Tag Archives: Fifty Shades of Grey

Regulating desire: 50 shades of mind your own business

15 Feb

Keep calm & spank me

 

I haven’t seen the film Fifty Shades of Grey. I’ve read perhaps three pages of the first book which was far more than I needed to tell me it wasn’t going to cause any quivers in my nethers, and it would be self-abuse to persist in reading the excruciatingly awful writing for absolutely no reward.

The narrative centres around the relationship between an “ordinary” young woman and a wealthy man in which she is his submissive, and he controls her life. They practice consensual bondage, domination, sadism and masochism.

I was interested in what some others were saying about the movie so I read the erudite scorn of Razer, the feminist outrage of Tyler, and the, well, I don’t know quite how to describe Mia Freedman’s take in which she claims that reading all three books brings both knowledge and understanding to the film, a brand new angle on the concept of a lord of the rings trilogy which seems to endow Fifty Shades with far more intellectual and imaginative gravitas than it can possible deserve.

Tyler’s piece in the Conversation launches a full frontal attack on the practices of bondage, domination, sadism and masochism, which she claims are only ever abusive, even when engaged in by consenting adults. Adults are never capable of “individual” consent, the argument goes, because all of our actions take place within the context of a culture that constructs our desires, so  people only think they want BDSM because they’ve been taught to be dominant or submissive by the patriarchy. BDSM eroticises domination and subordination and this is wrong, she writes, when we consider how many women are subjected to violence and abuse to which they do not consent.

This argument is a little like saying that nobody should be allowed to eat hot chips because some people are dangerously obese.

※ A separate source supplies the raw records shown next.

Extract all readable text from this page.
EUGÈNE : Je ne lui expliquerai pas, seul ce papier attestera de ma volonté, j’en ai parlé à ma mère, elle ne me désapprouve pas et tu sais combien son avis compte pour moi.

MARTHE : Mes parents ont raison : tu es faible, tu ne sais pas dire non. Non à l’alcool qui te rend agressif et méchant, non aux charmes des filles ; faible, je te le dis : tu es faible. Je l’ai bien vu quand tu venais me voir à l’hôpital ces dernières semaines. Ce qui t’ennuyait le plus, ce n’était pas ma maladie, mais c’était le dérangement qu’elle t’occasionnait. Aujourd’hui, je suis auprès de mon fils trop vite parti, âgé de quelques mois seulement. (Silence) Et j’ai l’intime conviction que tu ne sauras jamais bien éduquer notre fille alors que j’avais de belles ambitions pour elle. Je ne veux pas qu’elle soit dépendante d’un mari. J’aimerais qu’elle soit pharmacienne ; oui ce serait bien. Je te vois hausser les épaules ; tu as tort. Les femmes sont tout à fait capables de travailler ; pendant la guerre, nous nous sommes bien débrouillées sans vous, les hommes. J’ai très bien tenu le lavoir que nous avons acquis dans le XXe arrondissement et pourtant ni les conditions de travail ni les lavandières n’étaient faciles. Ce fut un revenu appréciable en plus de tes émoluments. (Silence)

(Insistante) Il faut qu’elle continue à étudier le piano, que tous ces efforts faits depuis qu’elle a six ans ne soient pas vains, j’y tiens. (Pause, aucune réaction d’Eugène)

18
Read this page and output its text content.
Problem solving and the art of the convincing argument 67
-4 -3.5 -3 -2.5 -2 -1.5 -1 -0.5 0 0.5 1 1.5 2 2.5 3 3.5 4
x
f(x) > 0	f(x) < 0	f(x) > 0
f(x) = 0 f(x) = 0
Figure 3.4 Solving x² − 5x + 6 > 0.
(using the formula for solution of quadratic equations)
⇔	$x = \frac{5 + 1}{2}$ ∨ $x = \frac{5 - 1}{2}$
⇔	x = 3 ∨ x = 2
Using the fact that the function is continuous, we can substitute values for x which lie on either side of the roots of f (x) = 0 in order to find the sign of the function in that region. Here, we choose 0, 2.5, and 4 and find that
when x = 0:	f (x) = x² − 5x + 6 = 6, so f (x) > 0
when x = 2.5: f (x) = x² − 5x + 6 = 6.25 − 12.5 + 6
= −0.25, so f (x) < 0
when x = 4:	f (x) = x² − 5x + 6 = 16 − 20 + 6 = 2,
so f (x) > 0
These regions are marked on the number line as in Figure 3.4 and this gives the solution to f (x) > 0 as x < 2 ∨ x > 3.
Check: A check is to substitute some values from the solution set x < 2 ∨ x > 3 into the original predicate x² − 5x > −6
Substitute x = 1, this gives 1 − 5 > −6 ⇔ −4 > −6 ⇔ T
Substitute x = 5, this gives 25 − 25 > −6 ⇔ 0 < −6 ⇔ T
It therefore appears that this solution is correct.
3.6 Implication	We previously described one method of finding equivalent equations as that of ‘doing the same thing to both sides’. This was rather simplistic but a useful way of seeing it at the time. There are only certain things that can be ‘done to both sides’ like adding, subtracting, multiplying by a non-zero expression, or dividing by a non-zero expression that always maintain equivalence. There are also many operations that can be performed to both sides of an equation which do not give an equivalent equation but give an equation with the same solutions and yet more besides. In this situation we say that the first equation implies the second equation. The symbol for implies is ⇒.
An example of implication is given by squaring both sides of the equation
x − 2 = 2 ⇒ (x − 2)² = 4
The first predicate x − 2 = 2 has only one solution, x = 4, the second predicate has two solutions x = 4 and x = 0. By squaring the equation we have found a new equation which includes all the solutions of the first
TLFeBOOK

The conflation of intimate violence with consensual BDSM offends me mightily. I haven’t explored all the potential of BDSM yet in my life, but I do know the erotic delight of yielding and submission, and the equally erotic delight of dominating in sexual games played in an atmosphere of trust and exploration. I’m not that interested in hurting and being hurt, so I’d be a very low-level kind of BDSM person in that it doesn’t take a lot to transport me to the altered state where complex emotions and sensations are aroused by submitting, and by dominating. And this is surely what BDSM is about – people want the feels and will do what it takes to get them, and who is to say they shouldn’t and when the physical performance is abusive, excepting those involved?

Yes, there are times when BDSM goes wrong. There are times when practically everything you can think of goes wrong: we inhabit a Manichean universe of dark and light, and oftentimes the distance between the two is narrower than a bee’s dick. Of late, this universe seems to be increasingly populated by those who wish to prevent anything ever going wrong, an impossible task that can only result in nobody being allowed to do anything at all, in case it goes wrong.

I have experienced family violence and childhood sexual abuse, and there is absolutely no comparison between those experiences  and consensual BDSM, and it is dishonest in every way for anybody to claim they are inevitably the same. They may well become the same if wishes aren’t respected in BDSM encounters, just as ordinary old heterosexual sex can go wrong if wishes aren’t respected. What is wrong in both instances in the disrespect of wishes, not the practices.

To be honest, I’ve had it with pearl-clutching repressives who want to vanilla the world, and try to achieve that by shaming others about their sexual desires and practices. They are far more of a menace than Fifty Shades can ever be.

In a period of our evolution in which we are supposedly increasingly free from sexual oppression and repression, merely by virtue of being allowed to speak of sex in ways that were unthinkable fifty years ago, it seems to me that this freedom has brought with it a focus of concentration on the morality or otherwise of how we perform sex, rather than on the more important matter of respecting another’s wishes in sexual encounters of all kinds.

If I want to be spanked, I’ll get spanked, and problems will only arise for me if I’m spanked when I don’t want to be. Then I’ve been assaulted and there are already laws in place to address that.

But I can’t see anything in the least coherent in telling me I can’t have a spanking because others are being subjected to intimate violence. Conflation is one of the scourges of our times.